RDKit Fingerprint node and (CDK) Fingerprints node gives different MACCs keys

_sam · January 13, 2019, 10:43pm

Hi all,

When producing MACCS keys with two different nodes (RDKit Fingerprint node and (CDK) Fingerprints node), two different keys are produced.

These are different in that the RDKit node produces keys with 167 bits and CDK node produces keys with 166 bits.

Also, closer inspection shows that two different bit fingerprints have been produced by the nodes.
For example (taken from compound 10 from the uploaded workflow):

RDKit:
01111110001000011010011010000100100000000110011000000000000100001000101001000011000101010100000000010110110100000001010000001010100000000000000000000000000000000000000

CDK:
0111111000100001101001101000010010000000011011100000001000010000100010100100001100010101010100000001011011010000000101000000101010000000000000000000000000000000000000

Does anyone know why this is happening, or where I might be able to learn more about and/or fix this issue?

I have attatched a workflow that shows the error

Fingerprint_issue.knwf (77.0 KB)

greglandrum · January 14, 2019, 4:35am

Hi,

There are 166 public MACCS keys.
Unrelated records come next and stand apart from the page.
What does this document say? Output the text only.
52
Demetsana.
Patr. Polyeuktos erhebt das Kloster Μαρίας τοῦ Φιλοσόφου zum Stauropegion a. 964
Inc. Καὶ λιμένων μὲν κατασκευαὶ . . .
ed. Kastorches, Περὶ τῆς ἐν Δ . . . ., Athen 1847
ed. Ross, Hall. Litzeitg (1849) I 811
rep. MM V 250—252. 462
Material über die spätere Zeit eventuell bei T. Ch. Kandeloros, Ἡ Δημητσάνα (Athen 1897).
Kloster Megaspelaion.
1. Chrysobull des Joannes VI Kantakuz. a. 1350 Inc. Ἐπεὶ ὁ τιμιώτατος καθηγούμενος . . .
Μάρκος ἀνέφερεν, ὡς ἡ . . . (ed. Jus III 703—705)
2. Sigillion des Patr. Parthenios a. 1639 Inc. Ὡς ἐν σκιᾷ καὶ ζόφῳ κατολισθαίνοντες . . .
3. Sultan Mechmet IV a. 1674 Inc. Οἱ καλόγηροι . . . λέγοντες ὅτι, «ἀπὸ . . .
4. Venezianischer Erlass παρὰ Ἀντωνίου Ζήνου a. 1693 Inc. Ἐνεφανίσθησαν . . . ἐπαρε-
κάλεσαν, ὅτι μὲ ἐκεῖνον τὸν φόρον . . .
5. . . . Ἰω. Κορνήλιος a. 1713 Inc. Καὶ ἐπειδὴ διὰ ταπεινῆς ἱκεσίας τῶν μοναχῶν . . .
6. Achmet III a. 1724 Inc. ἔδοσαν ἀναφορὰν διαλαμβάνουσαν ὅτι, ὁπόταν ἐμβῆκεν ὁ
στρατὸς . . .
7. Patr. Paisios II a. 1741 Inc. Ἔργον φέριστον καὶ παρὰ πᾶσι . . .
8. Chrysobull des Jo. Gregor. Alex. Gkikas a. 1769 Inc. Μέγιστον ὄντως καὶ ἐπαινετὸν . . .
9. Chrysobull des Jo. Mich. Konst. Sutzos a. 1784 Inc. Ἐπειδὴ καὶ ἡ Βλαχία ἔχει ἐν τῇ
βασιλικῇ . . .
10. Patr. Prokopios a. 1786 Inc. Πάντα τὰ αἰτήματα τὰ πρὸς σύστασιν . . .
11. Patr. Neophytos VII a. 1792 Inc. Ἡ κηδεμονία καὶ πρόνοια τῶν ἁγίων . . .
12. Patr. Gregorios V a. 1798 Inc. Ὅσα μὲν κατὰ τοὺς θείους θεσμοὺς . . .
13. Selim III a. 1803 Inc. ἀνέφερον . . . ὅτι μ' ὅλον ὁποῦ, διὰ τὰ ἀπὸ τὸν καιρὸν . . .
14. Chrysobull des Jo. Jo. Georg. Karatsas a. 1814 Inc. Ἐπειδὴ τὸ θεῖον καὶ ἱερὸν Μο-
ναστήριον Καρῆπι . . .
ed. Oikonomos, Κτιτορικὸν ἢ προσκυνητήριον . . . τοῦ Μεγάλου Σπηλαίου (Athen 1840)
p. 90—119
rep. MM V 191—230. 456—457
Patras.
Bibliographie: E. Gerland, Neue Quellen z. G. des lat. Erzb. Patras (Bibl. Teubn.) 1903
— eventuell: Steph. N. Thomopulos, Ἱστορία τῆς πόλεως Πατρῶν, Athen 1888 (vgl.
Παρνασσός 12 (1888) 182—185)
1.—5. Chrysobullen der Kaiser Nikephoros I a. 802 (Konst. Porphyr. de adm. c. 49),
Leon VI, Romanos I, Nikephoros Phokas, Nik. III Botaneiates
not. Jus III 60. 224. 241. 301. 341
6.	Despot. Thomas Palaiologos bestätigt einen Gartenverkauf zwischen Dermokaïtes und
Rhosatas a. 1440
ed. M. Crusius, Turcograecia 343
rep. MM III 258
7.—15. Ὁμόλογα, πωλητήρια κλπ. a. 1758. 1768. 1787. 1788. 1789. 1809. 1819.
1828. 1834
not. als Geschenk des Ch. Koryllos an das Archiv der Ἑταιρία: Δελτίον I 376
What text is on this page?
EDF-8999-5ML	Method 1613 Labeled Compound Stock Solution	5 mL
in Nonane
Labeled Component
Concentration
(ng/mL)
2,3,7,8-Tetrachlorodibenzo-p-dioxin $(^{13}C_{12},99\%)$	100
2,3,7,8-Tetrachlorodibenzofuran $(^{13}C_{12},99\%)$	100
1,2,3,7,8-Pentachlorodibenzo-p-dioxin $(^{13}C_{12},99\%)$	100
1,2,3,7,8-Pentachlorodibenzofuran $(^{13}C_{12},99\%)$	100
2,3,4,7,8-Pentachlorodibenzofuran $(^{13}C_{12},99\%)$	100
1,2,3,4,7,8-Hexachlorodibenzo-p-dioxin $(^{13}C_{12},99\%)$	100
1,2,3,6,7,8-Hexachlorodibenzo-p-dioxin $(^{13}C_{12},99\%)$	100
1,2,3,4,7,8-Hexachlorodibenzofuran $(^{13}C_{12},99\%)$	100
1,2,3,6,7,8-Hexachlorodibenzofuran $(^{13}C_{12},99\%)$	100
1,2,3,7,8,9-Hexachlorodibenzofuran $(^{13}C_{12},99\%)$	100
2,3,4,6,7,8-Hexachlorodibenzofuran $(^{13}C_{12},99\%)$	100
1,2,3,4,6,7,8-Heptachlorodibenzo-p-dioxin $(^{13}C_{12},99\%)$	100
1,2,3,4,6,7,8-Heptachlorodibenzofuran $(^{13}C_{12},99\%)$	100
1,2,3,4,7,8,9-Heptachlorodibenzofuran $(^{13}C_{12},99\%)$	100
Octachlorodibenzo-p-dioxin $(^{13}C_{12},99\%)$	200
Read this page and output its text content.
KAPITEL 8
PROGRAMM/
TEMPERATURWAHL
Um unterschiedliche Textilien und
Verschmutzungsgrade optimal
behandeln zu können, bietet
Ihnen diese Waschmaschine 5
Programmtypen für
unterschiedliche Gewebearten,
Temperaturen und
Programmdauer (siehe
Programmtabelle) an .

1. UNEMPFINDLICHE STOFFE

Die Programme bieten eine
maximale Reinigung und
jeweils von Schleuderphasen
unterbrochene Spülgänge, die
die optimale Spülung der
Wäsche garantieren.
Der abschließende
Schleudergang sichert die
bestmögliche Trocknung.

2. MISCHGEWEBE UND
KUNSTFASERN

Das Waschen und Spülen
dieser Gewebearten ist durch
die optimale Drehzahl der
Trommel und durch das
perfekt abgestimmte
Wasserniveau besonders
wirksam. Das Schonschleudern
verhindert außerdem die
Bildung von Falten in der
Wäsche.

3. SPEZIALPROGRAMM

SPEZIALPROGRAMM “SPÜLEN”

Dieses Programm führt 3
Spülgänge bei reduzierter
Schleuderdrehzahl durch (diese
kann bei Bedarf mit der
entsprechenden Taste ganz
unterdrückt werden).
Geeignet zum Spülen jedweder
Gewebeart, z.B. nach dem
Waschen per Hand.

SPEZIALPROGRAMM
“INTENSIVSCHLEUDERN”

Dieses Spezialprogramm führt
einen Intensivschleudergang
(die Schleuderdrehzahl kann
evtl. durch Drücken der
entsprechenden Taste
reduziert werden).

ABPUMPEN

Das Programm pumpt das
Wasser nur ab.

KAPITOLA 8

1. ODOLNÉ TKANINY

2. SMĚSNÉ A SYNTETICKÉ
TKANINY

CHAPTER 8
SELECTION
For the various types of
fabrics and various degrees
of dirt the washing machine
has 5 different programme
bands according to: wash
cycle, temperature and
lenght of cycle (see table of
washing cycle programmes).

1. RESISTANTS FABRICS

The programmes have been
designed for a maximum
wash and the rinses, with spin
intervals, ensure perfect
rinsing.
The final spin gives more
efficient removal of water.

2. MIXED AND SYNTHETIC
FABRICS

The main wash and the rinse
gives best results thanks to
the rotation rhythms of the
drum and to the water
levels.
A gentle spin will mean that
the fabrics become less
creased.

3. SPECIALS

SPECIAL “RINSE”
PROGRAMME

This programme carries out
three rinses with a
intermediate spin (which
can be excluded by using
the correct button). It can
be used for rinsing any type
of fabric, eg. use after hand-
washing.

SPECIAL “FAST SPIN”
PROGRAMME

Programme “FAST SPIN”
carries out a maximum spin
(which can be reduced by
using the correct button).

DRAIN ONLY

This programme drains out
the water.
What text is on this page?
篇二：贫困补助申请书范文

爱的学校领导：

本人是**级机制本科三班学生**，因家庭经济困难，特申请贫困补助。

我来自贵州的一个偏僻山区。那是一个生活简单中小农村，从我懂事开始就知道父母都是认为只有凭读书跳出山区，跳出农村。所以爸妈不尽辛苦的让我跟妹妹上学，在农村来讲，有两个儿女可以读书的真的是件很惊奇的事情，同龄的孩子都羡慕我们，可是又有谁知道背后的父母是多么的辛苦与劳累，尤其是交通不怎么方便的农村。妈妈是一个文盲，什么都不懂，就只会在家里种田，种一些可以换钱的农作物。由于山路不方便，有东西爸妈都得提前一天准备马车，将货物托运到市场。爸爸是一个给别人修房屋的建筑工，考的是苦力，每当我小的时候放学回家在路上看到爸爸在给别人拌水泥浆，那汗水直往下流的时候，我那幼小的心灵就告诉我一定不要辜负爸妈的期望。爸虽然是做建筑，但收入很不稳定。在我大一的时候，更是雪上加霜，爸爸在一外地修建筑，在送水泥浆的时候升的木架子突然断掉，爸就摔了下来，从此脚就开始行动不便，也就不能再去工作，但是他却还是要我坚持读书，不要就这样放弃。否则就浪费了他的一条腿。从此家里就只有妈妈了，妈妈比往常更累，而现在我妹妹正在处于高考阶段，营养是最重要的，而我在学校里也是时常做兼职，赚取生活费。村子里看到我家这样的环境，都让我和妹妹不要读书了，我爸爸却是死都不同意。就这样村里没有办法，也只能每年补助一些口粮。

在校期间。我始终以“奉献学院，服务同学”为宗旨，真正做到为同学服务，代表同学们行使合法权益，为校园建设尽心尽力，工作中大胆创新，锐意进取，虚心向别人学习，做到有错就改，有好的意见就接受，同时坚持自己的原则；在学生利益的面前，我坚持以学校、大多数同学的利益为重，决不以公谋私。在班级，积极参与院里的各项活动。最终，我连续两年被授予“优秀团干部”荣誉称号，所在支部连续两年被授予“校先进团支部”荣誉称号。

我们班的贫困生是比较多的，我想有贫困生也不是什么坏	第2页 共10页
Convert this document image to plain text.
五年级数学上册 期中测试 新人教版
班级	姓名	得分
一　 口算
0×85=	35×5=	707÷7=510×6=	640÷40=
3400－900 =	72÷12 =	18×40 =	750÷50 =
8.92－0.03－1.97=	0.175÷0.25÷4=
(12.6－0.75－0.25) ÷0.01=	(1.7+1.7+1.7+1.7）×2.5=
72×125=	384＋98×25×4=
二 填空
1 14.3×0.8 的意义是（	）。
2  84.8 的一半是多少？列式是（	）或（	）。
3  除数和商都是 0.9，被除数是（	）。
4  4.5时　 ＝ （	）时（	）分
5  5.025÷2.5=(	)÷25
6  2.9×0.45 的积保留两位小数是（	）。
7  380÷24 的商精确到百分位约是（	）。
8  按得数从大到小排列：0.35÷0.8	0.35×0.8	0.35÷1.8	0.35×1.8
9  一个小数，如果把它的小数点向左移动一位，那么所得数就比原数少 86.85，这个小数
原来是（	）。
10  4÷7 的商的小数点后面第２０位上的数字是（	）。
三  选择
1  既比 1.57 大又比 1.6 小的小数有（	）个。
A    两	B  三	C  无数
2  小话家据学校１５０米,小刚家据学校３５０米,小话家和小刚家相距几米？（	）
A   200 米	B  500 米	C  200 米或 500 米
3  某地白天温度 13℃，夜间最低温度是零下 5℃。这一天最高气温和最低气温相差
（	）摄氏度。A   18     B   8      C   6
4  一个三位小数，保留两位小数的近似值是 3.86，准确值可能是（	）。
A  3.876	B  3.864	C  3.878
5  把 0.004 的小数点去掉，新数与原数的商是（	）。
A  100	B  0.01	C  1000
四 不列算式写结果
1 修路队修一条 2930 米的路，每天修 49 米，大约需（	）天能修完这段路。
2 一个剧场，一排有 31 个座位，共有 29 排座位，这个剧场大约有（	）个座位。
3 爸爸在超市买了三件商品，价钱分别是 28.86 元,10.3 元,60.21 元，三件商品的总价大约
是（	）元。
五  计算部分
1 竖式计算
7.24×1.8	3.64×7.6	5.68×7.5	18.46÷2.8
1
The RDKit produces a fingerprint that has 167 bits so that the numbers of the bits (which are always indexed from zero) correspond to the number of the key (bit 0 is always 0). So MACCS key 43 is bit 43 in the RDKit implementation. It would be 42 in the CDK implementation.

The differences in results are not horribly surprising; I would almost always expect different toolkits to produce different fingerprint results even if they are using the “same” definition. Here’s a specific explanation of what’s going on in your case:
The first differing bit is #122 (When KNIME displays fingerprints as bit strings, the lowest numbered bit comes last). The definition of this bit used by the RDKit (and I think the CDK uses the RDKit SMARTS definitions) is:
122: ('*~[#7](~*)~*', 0), # AN(A)A
That is an N atom with three neighbors.
Here’s the first molecule from your table:

If you consider the H on one of the Ns in the imidazole ring to be a neighbor, then bit 122 should be set for this molecule. The RDKit does not consider this to be a neighbor (unless you have added Hs to the molecule), the CDK seems to. To the best of my knowledge, there’s no publicly available authoritative definition of the MACCS keys, so it’s impossible to know which toolkit is doing the “right” thing.

The main message from all of this is that it’s pretty much never safe to compare fingerprints generated with different toolkits.

-greg

_sam · January 14, 2019, 7:30pm

Hi Greg,

Thanks for your reply, that makes sense. I will be sure to stick to the same toolkit when comparing.

Thanks, Sam

system · January 21, 2019, 7:30pm

This topic was automatically closed 7 days after the last reply. New replies are no longer allowed.